Unfortunately, I wasn’t able to attend the awards assembly; my class schedule didn’t permit it. But one of my fellow teachers reported that when my eighth-grade boy honoree (I’ll call him Jay) was called to the stage to get his certificate, he looked around him in stunned silence, turned red, and stumbled up to the podium to claim his award in complete confusion, blinking back tears. Apparently Jay had never, in his entire 9 years of school, been recognized or rewarded for academic achievement.
Since Jay had been my student in the fall semester, and the school year was drawing to a close, I never saw him to speak to again. I’ll never know if or how that moment of recognition affected him beyond the immediate moment. But I do know what I learned.

1.      Metrics matter.
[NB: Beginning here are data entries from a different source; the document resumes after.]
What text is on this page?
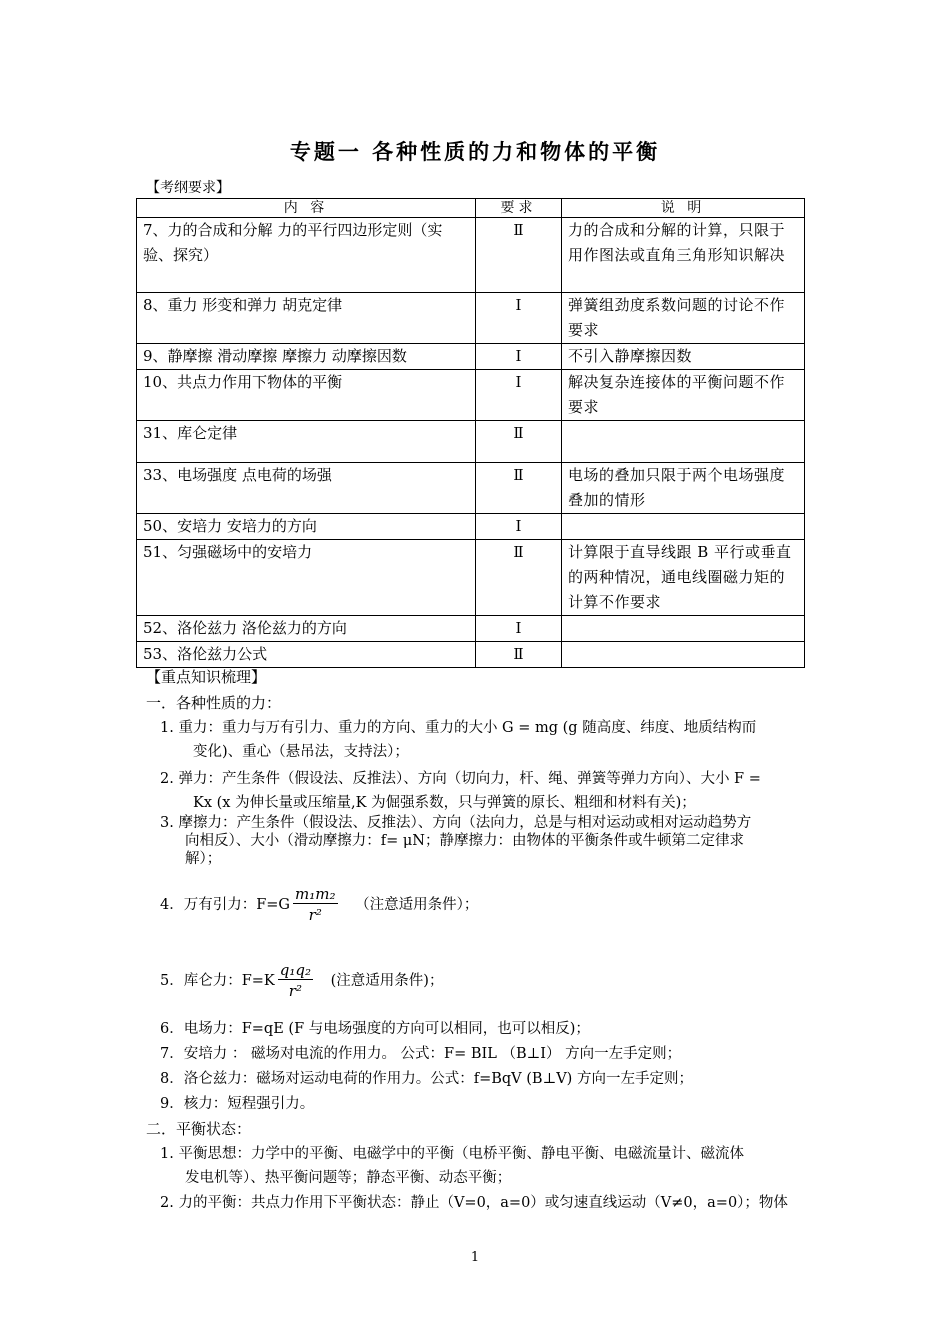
专题一 各种性质的力和物体的平衡
【考纲要求】
内 容	要求	说 明
7、力的合成和分解 力的平行四边形定则（实验、探究）	Ⅱ	力的合成和分解的计算，只限于用作图法或直角三角形知识解决
8、重力 形变和弹力 胡克定律	Ⅰ	弹簧组劲度系数问题的讨论不作要求
9、静摩擦 滑动摩擦 摩擦力 动摩擦因数	Ⅰ	不引入静摩擦因数
10、共点力作用下物体的平衡	Ⅰ	解决复杂连接体的平衡问题不作要求
31、库仑定律	Ⅱ	
33、电场强度 点电荷的场强	Ⅱ	电场的叠加只限于两个电场强度叠加的情形
50、安培力 安培力的方向	Ⅰ	
51、匀强磁场中的安培力	Ⅱ	计算限于直导线跟 B 平行或垂直的两种情况，通电线圈磁力矩的计算不作要求
52、洛伦兹力 洛伦兹力的方向	Ⅰ	
53、洛伦兹力公式	Ⅱ	
【重点知识梳理】
一．各种性质的力：
1. 重力：重力与万有引力、重力的方向、重力的大小 G = mg (g 随高度、纬度、地质结构而
变化)、重心（悬吊法，支持法）；
2. 弹力：产生条件（假设法、反推法）、方向（切向力，杆、绳、弹簧等弹力方向）、大小 F =
Kx (x 为伸长量或压缩量,K 为倔强系数，只与弹簧的原长、粗细和材料有关)；
3. 摩擦力：产生条件（假设法、反推法）、方向（法向力，总是与相对运动或相对运动趋势方
向相反）、大小（滑动摩擦力：f= μN；静摩擦力：由物体的平衡条件或牛顿第二定律求
解）；
4．万有引力：$F=G \frac{\text{m₁m₂}}{\text{r²}}$ （注意适用条件）；
5．库仑力：$F=K \frac{\text{q₁q₂}}{\text{r²}}$ (注意适用条件)；
6．电场力：F=qE (F 与电场强度的方向可以相同，也可以相反)；
7．安培力 ： 磁场对电流的作用力。 公式：F= BIL （B⊥I） 方向一左手定则；
8．洛仑兹力：磁场对运动电荷的作用力。公式：f=BqV (B⊥V) 方向一左手定则；
9．核力：短程强引力。
二．平衡状态：
1. 平衡思想：力学中的平衡、电磁学中的平衡（电桥平衡、静电平衡、电磁流量计、磁流体
发电机等）、热平衡问题等；静态平衡、动态平衡；
2. 力的平衡：共点力作用下平衡状态：静止（V=0，a=0）或匀速直线运动（V≠0，a=0）；物体
1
They don’t replace creative thought and decision making, but they can provide new insights and open our eyes to things we might be missing. Jay was not an outstanding student in any way. He was frequently disruptive. He showed little enthusiasm in class. He had to be nagged to finish assignments. It wasn’t until I sat down and looked at the metrics that I realized he had outperformed his peers.
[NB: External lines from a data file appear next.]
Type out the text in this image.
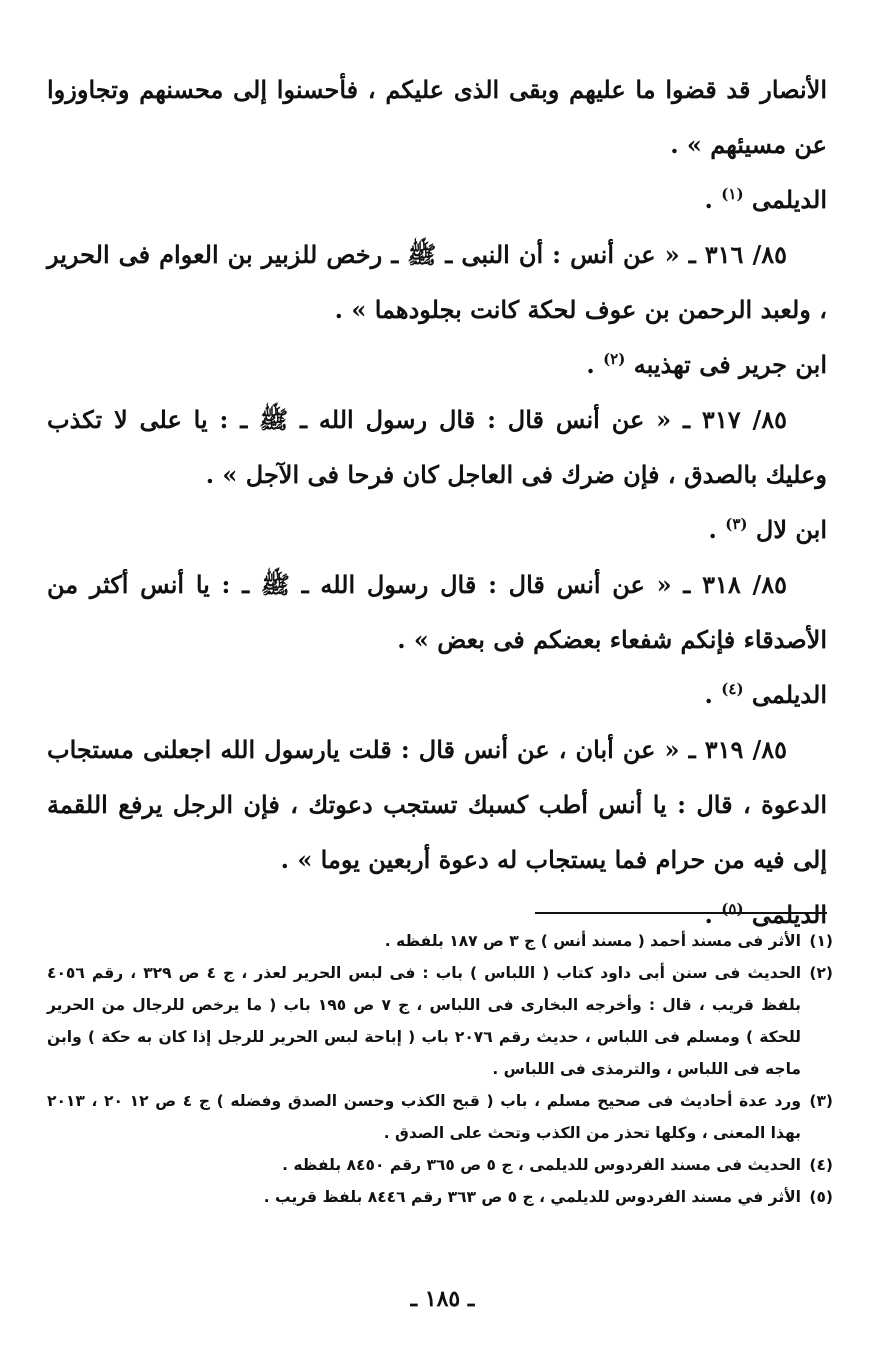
الأنصار قد قضوا ما عليهم وبقى الذى عليكم ، فأحسنوا إلى محسنهم وتجاوزوا عن مسيئهم » .

الديلمى $^{(١)}$ .

٨٥/ ٣١٦ ـ « عن أنس : أن النبى ـ ﷺ ـ رخص للزبير بن العوام فى الحرير ، ولعبد الرحمن بن عوف لحكة كانت بجلودهما » .

ابن جرير فى تهذيبه $^{(٢)}$ .

٨٥/ ٣١٧ ـ « عن أنس قال : قال رسول الله ـ ﷺ ـ : يا على لا تكذب وعليك بالصدق ، فإن ضرك فى العاجل كان فرحا فى الآجل » .

ابن لال $^{(٣)}$ .

٨٥/ ٣١٨ ـ « عن أنس قال : قال رسول الله ـ ﷺ ـ : يا أنس أكثر من الأصدقاء فإنكم شفعاء بعضكم فى بعض » .

الديلمى $^{(٤)}$ .

٨٥/ ٣١٩ ـ « عن أبان ، عن أنس قال : قلت يارسول الله اجعلنى مستجاب الدعوة ، قال : يا أنس أطب كسبك تستجب دعوتك ، فإن الرجل يرفع اللقمة إلى فيه من حرام فما يستجاب له دعوة أربعين يوما » .

الديلمى $^{(٥)}$ .

(١)
الأثر فى مسند أحمد ( مسند أنس ) ج ٣ ص ١٨٧ بلفظه .
(٢)
الحديث فى سنن أبى داود كتاب ( اللباس ) باب : فى لبس الحرير لعذر ، ج ٤ ص ٣٢٩ ، رقم ٤٠٥٦ بلفظ قريب ، قال : وأخرجه البخارى فى اللباس ، ج ٧ ص ١٩٥ باب ( ما يرخص للرجال من الحرير للحكة ) ومسلم فى اللباس ، حديث رقم ٢٠٧٦ باب ( إباحة لبس الحرير للرجل إذا كان به حكة ) وابن ماجه فى اللباس ، والترمذى فى اللباس .
(٣)
ورد عدة أحاديث فى صحيح مسلم ، باب ( قبح الكذب وحسن الصدق وفضله ) ج ٤ ص ١٢ ٢٠ ، ٢٠١٣ بهذا المعنى ، وكلها تحذر من الكذب وتحث على الصدق .
(٤)
الحديث فى مسند الفردوس للديلمى ، ج ٥ ص ٣٦٥ رقم ٨٤٥٠ بلفظه .
(٥)
الأثر في مسند الفردوس للديلمي ، ج ٥ ص ٣٦٣ رقم ٨٤٤٦ بلفظ قريب .
ـ ١٨٥ ـ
2.      Compromise your principles. My first inclination was to limit the reward to the top performer in each grade, regardless of gender. After all, don’t boys get enough advantages in this patriarchal world? But then I thought, what if I am biased? What if I am, by reason of gender and sentiment, giving girls the benefit of the doubt when I grade assignments? I don’t know why girls outperform boys in school, but clearly they do. What harm does it do to extend my recognition to more students? Jay’s stunned gratitude more than confirmed that my compromise was the right choice.

3.      Be fair. Once I decided on the rules to apply, I did not allow myself to be swayed by other considerations, such as absenteeism or deportment. Those things are heavily impacted by outside considerations like family situation and health issues. I kept it strictly to grade average as recorded on the school computer system.

4.      Recognition changes things. During the semester, it didn’t occur to me to praise Jay for his efforts. Mostly I was trying to keep him awake, in his seat, and on task. I noticed when he came to school on a snowy day in a light hoodie and pointed out to him privately that the school had a coat closet where he could get a donated coat. How much better would his learning experience have been if I had taken more notice of his efforts in class? Giving praise for small achievements, saying thank you for minor favors, can have a transformative effect over time, and it just makes everybody happier.